Now go on-line and read a description of Intel’s SpeedStep(tm) technology. AMD and Nvidia, as well as others, have similar techniques that go by various names.
To try to fit it into your analogy…why work constantly at the level required to clean out a 4-car garage, when some of the time you are cleaning out a 4-car garage, some of the time you are tidying up a carport, and some of the time you are hanging around drinking beer? Humans don’t work constantly at one “speed”, and computers don’t have to either. Both can adapt work output to the perceived urgency, and thus minimize overall energy expenditures.
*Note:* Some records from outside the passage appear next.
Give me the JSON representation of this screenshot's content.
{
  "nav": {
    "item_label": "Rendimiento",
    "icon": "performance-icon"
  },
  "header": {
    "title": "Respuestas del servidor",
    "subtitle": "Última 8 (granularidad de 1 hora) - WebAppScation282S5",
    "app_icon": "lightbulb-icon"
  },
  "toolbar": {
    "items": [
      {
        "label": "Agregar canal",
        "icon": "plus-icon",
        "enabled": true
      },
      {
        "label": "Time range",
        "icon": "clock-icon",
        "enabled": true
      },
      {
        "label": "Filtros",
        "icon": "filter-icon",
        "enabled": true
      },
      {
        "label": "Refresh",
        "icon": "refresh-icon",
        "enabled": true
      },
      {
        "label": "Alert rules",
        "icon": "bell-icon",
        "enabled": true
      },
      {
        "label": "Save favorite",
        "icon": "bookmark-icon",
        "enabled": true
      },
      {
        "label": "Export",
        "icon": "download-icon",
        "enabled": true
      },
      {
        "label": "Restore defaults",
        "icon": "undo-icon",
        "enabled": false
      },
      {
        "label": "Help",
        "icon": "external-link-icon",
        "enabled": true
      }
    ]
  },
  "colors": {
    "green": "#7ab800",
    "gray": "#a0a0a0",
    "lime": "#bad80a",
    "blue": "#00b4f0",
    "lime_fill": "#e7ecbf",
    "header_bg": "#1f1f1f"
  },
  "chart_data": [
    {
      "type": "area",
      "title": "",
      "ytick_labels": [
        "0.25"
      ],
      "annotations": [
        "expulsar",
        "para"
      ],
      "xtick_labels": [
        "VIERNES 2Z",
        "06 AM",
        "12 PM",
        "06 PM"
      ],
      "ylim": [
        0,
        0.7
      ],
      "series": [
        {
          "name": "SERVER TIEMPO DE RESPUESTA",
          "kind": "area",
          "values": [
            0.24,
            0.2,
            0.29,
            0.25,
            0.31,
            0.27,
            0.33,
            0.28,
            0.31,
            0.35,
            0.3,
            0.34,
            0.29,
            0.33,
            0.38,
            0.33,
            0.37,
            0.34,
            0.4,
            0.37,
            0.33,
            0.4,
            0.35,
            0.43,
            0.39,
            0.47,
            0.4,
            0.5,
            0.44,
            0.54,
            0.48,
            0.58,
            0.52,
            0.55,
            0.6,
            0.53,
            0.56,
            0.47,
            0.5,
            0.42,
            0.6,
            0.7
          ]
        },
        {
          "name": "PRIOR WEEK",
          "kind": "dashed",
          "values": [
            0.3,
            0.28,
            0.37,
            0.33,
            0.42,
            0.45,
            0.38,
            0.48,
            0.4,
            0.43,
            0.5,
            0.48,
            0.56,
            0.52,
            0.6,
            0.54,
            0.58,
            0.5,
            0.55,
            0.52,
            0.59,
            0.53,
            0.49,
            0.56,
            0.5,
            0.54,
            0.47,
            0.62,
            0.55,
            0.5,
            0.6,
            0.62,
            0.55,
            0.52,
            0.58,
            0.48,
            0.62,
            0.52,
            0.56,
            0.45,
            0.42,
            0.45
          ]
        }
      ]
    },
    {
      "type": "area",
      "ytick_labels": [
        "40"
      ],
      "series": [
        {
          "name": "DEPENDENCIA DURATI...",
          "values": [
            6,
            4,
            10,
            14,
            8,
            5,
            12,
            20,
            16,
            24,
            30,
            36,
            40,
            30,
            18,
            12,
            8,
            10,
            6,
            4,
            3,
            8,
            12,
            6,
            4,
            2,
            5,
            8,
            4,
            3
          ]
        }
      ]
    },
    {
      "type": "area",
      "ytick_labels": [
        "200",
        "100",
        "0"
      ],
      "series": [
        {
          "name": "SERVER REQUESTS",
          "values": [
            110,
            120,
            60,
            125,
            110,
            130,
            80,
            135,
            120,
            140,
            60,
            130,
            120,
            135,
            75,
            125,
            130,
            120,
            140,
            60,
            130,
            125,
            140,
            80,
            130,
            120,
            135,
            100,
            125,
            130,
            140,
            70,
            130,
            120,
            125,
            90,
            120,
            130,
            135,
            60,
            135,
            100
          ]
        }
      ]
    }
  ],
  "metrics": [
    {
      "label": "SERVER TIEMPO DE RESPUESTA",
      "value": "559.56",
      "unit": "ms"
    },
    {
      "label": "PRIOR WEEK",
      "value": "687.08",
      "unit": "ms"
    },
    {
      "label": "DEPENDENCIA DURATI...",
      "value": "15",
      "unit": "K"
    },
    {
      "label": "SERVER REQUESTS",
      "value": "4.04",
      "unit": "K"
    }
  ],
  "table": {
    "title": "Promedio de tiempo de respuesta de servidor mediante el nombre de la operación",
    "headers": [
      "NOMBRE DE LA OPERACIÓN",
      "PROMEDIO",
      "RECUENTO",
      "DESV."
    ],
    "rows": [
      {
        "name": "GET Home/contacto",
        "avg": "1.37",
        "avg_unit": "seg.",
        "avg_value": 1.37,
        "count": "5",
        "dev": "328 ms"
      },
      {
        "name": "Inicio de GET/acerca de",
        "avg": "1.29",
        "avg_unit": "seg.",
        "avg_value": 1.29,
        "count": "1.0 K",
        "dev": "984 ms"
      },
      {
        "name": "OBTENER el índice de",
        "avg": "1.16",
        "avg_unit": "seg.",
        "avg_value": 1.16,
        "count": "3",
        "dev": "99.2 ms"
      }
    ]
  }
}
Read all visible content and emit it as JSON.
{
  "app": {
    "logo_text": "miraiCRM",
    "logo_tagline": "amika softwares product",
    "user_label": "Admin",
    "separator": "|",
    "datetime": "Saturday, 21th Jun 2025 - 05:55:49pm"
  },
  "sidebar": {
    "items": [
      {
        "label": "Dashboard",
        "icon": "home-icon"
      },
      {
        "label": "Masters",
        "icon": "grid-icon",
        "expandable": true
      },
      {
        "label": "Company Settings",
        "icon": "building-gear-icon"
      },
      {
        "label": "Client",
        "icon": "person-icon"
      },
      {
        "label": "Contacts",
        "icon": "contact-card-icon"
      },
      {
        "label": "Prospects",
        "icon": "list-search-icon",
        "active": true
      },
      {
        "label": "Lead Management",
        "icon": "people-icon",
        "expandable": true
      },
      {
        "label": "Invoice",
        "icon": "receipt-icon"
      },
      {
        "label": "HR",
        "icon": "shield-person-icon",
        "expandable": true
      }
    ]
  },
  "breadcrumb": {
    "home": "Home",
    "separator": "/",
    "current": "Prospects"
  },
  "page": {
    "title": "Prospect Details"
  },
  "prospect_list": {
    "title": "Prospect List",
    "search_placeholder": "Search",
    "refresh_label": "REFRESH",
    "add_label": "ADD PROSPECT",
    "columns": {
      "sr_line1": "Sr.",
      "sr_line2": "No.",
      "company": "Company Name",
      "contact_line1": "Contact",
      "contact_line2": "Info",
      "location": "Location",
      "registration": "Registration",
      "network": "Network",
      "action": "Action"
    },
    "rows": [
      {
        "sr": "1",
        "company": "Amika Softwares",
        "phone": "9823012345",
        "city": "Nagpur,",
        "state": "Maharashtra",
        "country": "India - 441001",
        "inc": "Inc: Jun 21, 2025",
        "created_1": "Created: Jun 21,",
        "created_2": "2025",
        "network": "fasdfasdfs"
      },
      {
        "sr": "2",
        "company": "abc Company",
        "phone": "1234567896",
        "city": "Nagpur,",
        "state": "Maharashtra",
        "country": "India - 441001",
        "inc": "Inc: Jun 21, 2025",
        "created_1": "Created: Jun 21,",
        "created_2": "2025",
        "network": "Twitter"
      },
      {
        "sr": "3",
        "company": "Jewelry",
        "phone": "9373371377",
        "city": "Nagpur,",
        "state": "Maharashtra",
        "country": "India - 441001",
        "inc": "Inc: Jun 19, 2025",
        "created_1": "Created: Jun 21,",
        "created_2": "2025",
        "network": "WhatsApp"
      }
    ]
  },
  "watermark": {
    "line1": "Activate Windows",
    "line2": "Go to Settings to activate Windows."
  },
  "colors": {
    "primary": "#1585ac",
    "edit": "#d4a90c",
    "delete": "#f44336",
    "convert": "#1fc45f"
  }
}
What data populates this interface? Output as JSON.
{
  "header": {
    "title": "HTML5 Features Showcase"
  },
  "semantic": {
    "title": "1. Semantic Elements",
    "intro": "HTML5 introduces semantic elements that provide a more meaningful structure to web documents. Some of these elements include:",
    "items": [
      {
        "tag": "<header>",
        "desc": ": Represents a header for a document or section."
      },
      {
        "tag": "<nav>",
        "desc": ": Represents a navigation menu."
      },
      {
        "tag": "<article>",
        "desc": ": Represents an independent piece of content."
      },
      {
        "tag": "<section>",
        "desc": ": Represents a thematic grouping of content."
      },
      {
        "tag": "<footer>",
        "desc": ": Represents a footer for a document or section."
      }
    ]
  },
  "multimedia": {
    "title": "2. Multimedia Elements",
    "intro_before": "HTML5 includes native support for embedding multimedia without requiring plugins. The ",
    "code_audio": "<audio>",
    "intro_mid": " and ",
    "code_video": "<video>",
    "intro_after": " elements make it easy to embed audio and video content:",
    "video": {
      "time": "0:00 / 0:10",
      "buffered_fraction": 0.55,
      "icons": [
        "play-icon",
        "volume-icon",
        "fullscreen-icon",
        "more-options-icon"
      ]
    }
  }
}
Transmeta also holds some other key patents that are not necessarily related to LongRun or even to power management. If you really want to understand what IP they have, you could start by reading the filing from the Intel lawsuit. (They own other IP also, but the lawsuit would be a good starting place.)
afcagroo, thank you. my knowledge of transmeta is pretty deep – the analogy and the desire to keep it understandable perhaps made me a little careless in what i wrote. i think i actually read through all the patent violations back when the suit was filed against intel … but thank you very much for commenting with such a ready-to-stick-it-in-the-lawsuit-and-hang-the-bastards explanation.